One, of course, is our election process, but voters aren't as powerful as we imagine. "It is tempting," Ziblatt and Levitsky write, to think that democracy's survival "is rooted in the collective wisdom of voters." But that, they say, "assumes too much of democracy – that 'the people' can shape at will the kind of government they possess."

"Potential demagogues exist in all democracies, and occasionally, one or more of them strike a public chord," Ziblatt and Levitsk, write. "But in some democracies, political leaders heed the warning signs to take steps to ensure that authoritarians remain on the fringes, far from the centers of power."

In 2016, the Republican Party failed in that gatekeeper role, and Donald Trump became the party's nominee.
Strong democracies also have what Ziblatt and Levitsky call "guardrails": mutual tolerance, acceptance of opponents' legitimacy, respect for people with different opinions, restraint in exercising power. And there, political leaders of both parties were failing, before Trump became president.
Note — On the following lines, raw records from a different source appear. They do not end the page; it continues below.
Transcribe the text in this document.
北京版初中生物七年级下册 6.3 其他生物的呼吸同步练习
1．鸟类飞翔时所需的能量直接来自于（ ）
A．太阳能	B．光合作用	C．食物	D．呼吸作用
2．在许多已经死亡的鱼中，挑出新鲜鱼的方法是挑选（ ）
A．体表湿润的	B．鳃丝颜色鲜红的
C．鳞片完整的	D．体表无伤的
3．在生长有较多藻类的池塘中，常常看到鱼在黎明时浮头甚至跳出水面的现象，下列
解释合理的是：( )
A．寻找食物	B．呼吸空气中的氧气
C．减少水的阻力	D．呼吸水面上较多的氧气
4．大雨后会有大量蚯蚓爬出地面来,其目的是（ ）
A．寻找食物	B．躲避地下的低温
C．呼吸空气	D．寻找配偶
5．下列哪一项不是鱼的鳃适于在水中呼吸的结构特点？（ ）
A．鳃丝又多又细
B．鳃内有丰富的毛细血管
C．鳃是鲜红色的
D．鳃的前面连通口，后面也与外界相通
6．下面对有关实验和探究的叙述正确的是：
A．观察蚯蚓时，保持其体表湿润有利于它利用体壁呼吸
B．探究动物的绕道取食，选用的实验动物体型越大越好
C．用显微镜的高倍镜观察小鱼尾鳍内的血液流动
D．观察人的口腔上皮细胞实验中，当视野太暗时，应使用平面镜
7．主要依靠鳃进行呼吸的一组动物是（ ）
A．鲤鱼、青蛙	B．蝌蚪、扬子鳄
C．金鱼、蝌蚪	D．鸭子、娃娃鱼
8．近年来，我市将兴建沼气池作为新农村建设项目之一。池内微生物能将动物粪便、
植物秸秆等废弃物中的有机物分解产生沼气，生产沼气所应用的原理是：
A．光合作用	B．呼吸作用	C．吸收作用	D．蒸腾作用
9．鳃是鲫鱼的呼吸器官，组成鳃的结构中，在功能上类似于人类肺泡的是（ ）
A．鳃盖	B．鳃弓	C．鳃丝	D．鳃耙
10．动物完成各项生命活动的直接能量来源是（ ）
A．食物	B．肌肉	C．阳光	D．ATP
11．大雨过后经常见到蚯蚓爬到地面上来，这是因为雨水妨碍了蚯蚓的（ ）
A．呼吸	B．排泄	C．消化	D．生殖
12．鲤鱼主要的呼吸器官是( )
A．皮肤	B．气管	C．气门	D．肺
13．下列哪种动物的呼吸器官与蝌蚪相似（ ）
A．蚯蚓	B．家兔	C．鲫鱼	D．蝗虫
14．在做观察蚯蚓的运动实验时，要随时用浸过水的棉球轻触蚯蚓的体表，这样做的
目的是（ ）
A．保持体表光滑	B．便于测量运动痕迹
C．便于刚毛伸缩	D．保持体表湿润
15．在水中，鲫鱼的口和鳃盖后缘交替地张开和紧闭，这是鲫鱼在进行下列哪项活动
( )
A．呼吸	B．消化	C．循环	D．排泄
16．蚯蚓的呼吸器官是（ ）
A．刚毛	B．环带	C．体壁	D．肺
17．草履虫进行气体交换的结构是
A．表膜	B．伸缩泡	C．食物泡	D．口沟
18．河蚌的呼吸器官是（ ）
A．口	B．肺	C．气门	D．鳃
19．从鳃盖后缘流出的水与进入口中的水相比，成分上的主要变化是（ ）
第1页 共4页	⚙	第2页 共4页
There's lots more in this little book. Ziblatt and Levitsky's warning about what they say is Trump's greatest threat to democracy – the possibility that he will get us into armed conflict – is enough to keep us awake at night.

People are "more likely to tolerate – even support – authoritarian measures during security crises, especially when they fear for their own safety," they write. The risk of that happening is high, they think, "given President Trump's foreign policy ineptitude."

"We fear that if Trump were to confront a war or terrorist attack," Ziblatt and Levitsky write, "he would exploit this crisis fully – using it to attack political opponents and restrict freedoms Americans take for granted."

Given the news coming out of Syria, Israel, and Russia, and given the inclination of the president and his new national security adviser, the possibility of war doesn't seem remote right now.

A lot is at stake in this year's midterm Congressional elections.